Often the path to hell is filled with good intentions. This old saying, is what the book “The Big Fat Naughty Cat” is all about. The book is a tale about a little girl called Lira, her family and a cat. With good intentions, Lira takes a fat dirty and ugly cat, always feeding on trash bins to her home – where it received a warm welcome. However, Lira and her family are thwarted when the Big Fat Naughty Cat does not appreciate their thoughtfulness. The cat started being ill-behaved around the house, ended up destroying Lira, her family and friends.
The author, Buhle Mthethwa who was only 10-years-old when she published her book in 2017 says she is on a mission to instil a culture of reading in her peers, one book at a time, starting with The Big Fat Naughty Cat. The aim is to promote literacy among other things and also want children from underprivileged background, to see themselves in a book.

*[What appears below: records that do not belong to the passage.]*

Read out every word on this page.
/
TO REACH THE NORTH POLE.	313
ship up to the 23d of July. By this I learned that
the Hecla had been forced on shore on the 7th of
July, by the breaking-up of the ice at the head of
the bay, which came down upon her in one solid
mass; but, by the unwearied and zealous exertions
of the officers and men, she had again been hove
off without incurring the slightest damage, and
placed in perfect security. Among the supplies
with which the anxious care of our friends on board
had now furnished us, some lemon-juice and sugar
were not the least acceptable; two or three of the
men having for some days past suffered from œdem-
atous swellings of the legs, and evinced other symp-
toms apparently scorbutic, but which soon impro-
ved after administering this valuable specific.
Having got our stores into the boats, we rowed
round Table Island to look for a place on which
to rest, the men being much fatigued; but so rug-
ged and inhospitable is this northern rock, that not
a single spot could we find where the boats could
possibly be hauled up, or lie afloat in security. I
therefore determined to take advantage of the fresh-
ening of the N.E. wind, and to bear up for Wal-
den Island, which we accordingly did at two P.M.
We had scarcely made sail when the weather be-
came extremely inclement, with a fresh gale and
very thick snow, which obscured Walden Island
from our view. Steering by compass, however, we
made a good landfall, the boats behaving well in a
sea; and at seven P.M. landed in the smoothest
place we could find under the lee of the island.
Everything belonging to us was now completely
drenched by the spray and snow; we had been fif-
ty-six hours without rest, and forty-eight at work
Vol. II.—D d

It’s been widely noted that children living in destitution or in underprivileged communities do not read, let alone having interest in finding books with illustrations and characters they can resonate with. The rising author, capitalised on this and decided to pen down a children’s book, targeting kids between the ages of four to fourteen years. The Big Fat Naughty Cat, which took Buhle three months to finish, was hand wrote on an exam pad with illustrations. When done, she asked her mother, who is a director of Invest South Africa at the Department of Trade and Industry, to publish the book for her. Buhle was inspired by other children’s books and her favourite TV shows when she decided to write The Big Fat Naughty Cat. Since she published her book, she has been receiving support from brands, including Cell C, which agreed to sponsor 1 000 copies to be donated to Thabaneng Primary School.